In preclinical studies, NRDN-201 has shown to:
  • Improve learning, memory, and cognitive endpoints
  • Rescue cerebral function
  • Restore synaptic integrity
  • Re-establish mobility
  • Decrease neuroinflammation
  • Reduce amyloid plaque density

Parkinson’s Disease

Our novel approach to treating Parkinson’s lies in repairing cellular calcium homeostasis in dopaminergic neurons located in the substantia nigra pars compacta portion of the brain by accelerating SERCA’s activity for calcium transport.

In preclinical studies, NRDN-201 has shown to:

  • Prevent loss of dopaminergic neurons
  • Improve motor coordination
  • Reduce akinesia across several assessments

Duchenne Muscular Dystrophy

Neurodon’s compounds target calcium imbalance in muscle cells implicated in muscle weakening as well as cardiac and respiratory dysfunction in DMD patients by accelerating the activity of SERCA in skeletal muscle cells.
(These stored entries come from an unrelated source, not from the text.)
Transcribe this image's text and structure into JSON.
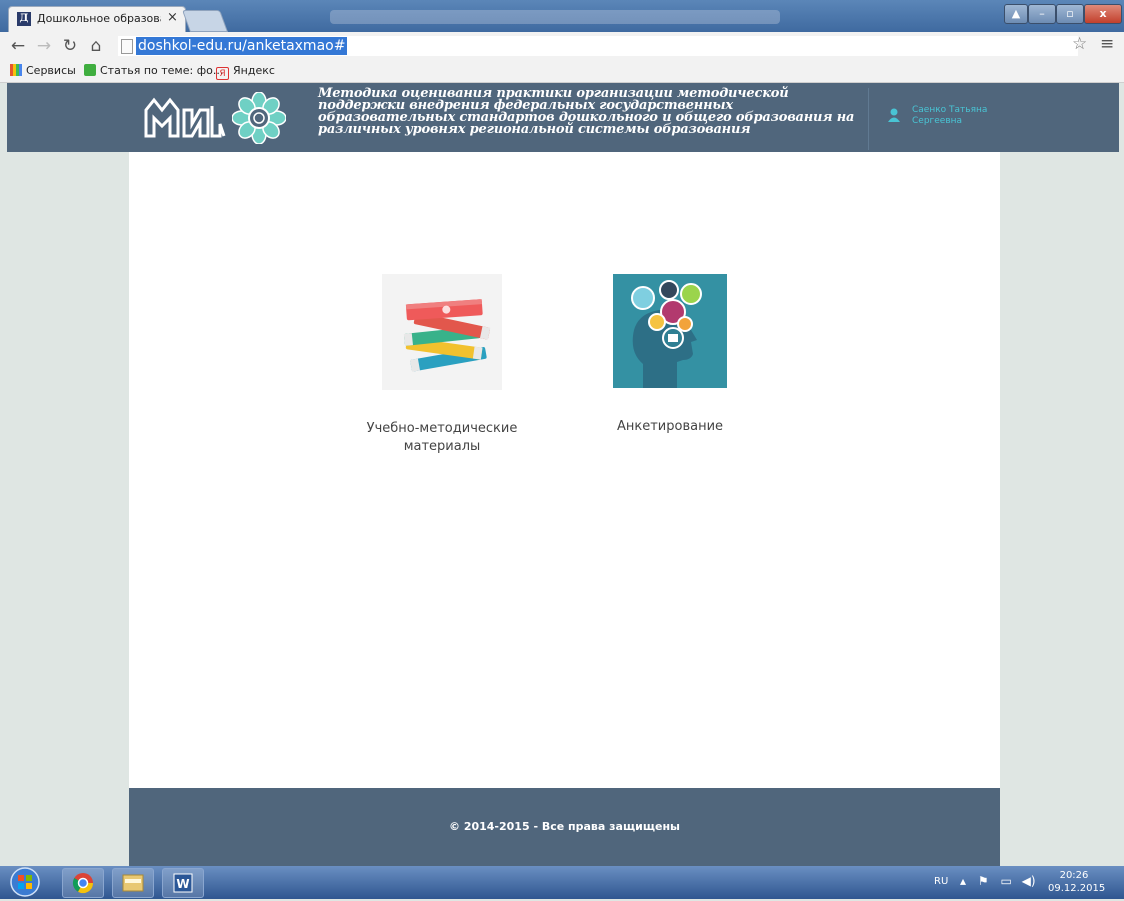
{
  "browser": {
    "tab_title": "Дошкольное образовани",
    "tab_close": "×",
    "favicon_letter": "Д",
    "url": "doshkol-edu.ru/anketaxmao#",
    "bookmarks": [
      {
        "label": "Сервисы"
      },
      {
        "label": "Статья по теме: фо..."
      },
      {
        "label": "Яндекс"
      }
    ]
  },
  "header": {
    "title": "Методика оценивания практики организации методической поддержки внедрения федеральных государственных образовательных стандартов дошкольного и общего образования на различных уровнях региональной системы образования",
    "user_name": "Саенко Татьяна Сергеевна"
  },
  "main": {
    "cards": [
      {
        "label": "Учебно-методические материалы",
        "icon": "books-icon"
      },
      {
        "label": "Анкетирование",
        "icon": "head-survey-icon"
      }
    ]
  },
  "footer": {
    "copyright": "© 2014-2015 - Все права защищены"
  },
  "taskbar": {
    "lang": "RU",
    "time": "20:26",
    "date": "09.12.2015"
  },
  "colors": {
    "header_bg": "#50667c",
    "accent": "#49c4d4",
    "page_bg": "#dfe6e3"
  }
}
In preclinical studies, NRDN-301 has shown to:
  • Improve muscle contraction
  • Reduce necrosis
  • Increase SERCA activity in animal models of DMD
  • Reduce DMD-related muscle fibrosis
  • Reduce muscle cell degeneration

Rare Diseases

We have shown compelling efficacy in animal and cellular models of Huntington’s disease, ALS, Darier disease, and others. Therapies for these underrepresented rare and orphan diseases have potential for accelerated development to provide treatment options for patients.